## General approach

A framework to design learning algorithms:

$ \DeclareMathOperator*{\argmin}{arg\,min} $
$ \underset{\theta} \argmin \frac{1}{T} \sum_T l(f(x^{(i)};\theta), y^{(i)}) + \lambda \Omega(\theta)$

* $l(f(x^{(i)};\theta), y^{(i)})$ is a loss function
* $\Omega(\theta)$ is a regularizer (penalizes certain values of $\theta$)

Learning is cast as an optimization problem. We are searching for the $\theta$ that minimizes the expression.

Remember that $\theta$ is the variable of this expression, $x^{(i)}$ and $y^{(i)}$ are fix values from the data set.

The expression has two parts. The first is the average of a loss function that compares the output of the network with the actual label. The second is a regularizer that penalizes certain values of $\theta$.

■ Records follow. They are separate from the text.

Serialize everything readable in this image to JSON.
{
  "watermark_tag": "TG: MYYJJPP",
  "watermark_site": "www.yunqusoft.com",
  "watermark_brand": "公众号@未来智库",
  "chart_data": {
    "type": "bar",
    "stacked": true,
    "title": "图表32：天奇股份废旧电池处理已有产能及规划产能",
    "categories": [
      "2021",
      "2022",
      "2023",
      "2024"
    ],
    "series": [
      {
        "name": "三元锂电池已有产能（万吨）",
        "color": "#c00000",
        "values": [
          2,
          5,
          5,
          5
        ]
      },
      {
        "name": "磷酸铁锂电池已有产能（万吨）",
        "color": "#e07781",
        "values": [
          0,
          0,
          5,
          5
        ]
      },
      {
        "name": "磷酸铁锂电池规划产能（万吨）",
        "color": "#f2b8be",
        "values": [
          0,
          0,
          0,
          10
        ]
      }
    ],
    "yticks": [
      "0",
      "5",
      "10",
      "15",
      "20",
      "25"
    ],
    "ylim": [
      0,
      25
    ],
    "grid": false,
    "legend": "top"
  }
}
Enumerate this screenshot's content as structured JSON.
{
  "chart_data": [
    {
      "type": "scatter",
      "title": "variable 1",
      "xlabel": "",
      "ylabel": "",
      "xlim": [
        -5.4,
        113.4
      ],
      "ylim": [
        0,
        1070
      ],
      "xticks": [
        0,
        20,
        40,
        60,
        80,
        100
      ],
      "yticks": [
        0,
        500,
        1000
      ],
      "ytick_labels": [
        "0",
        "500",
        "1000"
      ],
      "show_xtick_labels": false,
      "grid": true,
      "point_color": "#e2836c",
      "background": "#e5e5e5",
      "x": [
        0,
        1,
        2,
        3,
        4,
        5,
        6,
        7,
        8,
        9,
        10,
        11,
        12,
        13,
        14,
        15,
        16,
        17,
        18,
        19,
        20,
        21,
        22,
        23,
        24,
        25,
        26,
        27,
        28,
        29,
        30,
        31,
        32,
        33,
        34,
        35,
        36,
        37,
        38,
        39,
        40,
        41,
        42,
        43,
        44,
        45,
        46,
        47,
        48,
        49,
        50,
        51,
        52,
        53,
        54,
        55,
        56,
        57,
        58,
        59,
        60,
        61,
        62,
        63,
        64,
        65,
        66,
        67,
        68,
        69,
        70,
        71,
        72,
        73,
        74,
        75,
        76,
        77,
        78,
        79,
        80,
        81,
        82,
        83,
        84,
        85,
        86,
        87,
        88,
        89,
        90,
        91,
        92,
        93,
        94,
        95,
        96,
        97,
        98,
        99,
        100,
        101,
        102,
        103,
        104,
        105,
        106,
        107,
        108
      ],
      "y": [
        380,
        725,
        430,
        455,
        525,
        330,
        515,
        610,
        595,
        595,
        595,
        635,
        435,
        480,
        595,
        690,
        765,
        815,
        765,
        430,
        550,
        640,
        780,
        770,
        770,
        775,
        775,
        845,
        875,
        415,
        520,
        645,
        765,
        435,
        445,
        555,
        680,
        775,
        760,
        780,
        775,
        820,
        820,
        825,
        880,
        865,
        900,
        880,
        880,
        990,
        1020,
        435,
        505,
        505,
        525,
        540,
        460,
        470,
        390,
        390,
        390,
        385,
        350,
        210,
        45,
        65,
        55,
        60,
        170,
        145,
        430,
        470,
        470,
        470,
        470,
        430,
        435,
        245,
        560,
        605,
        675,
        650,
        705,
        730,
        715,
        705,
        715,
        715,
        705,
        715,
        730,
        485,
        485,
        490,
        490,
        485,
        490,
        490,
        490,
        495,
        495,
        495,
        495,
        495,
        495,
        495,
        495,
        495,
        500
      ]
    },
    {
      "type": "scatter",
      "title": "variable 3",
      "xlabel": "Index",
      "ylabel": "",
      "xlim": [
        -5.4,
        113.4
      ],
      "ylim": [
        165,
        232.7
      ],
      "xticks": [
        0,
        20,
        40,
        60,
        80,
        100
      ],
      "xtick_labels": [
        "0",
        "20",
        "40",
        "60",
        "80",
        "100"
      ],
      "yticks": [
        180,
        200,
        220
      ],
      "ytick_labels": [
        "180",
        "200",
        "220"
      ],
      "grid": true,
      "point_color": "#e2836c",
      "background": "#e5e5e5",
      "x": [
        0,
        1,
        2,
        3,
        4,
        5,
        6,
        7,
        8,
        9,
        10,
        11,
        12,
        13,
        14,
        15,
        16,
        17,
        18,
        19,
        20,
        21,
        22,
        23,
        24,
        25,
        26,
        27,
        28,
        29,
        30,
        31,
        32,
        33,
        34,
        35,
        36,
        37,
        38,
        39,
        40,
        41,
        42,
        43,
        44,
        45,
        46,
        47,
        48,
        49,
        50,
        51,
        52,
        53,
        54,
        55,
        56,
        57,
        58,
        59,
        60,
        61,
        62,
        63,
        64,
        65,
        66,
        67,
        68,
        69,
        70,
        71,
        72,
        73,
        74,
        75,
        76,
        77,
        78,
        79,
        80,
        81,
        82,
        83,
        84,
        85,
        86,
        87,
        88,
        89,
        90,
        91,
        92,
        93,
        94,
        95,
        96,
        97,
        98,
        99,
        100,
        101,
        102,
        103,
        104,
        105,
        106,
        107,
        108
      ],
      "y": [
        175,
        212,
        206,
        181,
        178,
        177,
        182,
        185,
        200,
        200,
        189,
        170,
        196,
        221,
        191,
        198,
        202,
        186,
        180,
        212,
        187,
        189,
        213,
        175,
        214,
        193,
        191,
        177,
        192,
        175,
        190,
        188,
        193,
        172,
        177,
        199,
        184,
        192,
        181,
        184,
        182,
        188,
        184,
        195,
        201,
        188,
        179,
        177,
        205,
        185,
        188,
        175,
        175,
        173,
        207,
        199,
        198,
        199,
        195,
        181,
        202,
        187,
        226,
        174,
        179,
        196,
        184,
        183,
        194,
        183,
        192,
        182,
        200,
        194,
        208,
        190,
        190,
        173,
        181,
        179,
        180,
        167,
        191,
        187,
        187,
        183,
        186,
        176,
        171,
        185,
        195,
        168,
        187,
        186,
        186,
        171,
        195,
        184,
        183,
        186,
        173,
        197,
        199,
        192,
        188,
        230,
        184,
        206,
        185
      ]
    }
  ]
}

The hyper-parameter $\lambda$ controls the balance between minimizing the average loss and the regularizer function.


## Gradient Descent

By casting the learning problem to an optimization problem we can apply an algorithm like Gradient Descent:

* Initialize $\theta$, where $ \theta = \{ W^{(1)}, b^{(1)}, ..., W^{(L+1)}, b^{(L+1)} \}$
* For N iterations
  * For each training example $(x^{(i)}, y^{(i)})$
    * $\Delta = -\nabla_\theta l(f(x^{(i)};\theta), y^{(i)}) - \lambda \nabla_\theta \Omega(\theta)$
    * $ \theta = \theta + \alpha \Delta $
 
N is a hyper-parameter. $\alpha$ is the step-size or learning rate, this is also a hyper-parameter.

Epoch = iteration over **all** training examples

To apply this algorithm to neuronal network training we need:

 * initialization function
 * the loss function $l(f(x^{(i)};\theta), y^{(i)})$
 * a way to compute the loss gradients $ \nabla_\theta l(f(x^{(i)};\theta), y^{(i)}) $
 * a way to compute the regularizer gradients $ \nabla_\theta \Omega(\theta) $ 
 
There are several variations to this algorithm:
 * Gradient Descent: Average the gradients of **all** training examples and than do a single update on $\theta$
 * Stochastic Gradient Descent: Calculate the gradient for each training example and update $\theta$ individually
 * Mini-batch Gradient Descent: Average the gradients of a batch of training examples and update $\theta$ with this value

## Loss function for classification

For classification the neuronal network calculates: 

$ f(x) = [f(x)_{c_1},...,f(x)_{c_n}]$

where $c_i$ represents a class and $f(x)_c = p(y=c \,|\ x)$. 

All $f(x)_c$ sum up to 1.

We want to maximize the probability of $y^{(i)}$ given $x^{(i)}$

To do this we minimize the **negative log-likelihood** or **negative log-probability**:

$ l(f(x),y) = - \sum_c 1_{(y=c)} log(f(x)_c) = -log(f(x)_y)$

So the loss for a sample is the negative log of the y-th element of the output vector (this assumes y is 0-based).

The log is used to improve numerical stability and math simplicity. Maximizing a value z is the same as maximizing log(z) because it is a monotonical increasing function. We use the negative log because we want to minimize the loss. Minimizing a value -z is the same as maximizing z.

This loss function is also known as **cross-entropy**.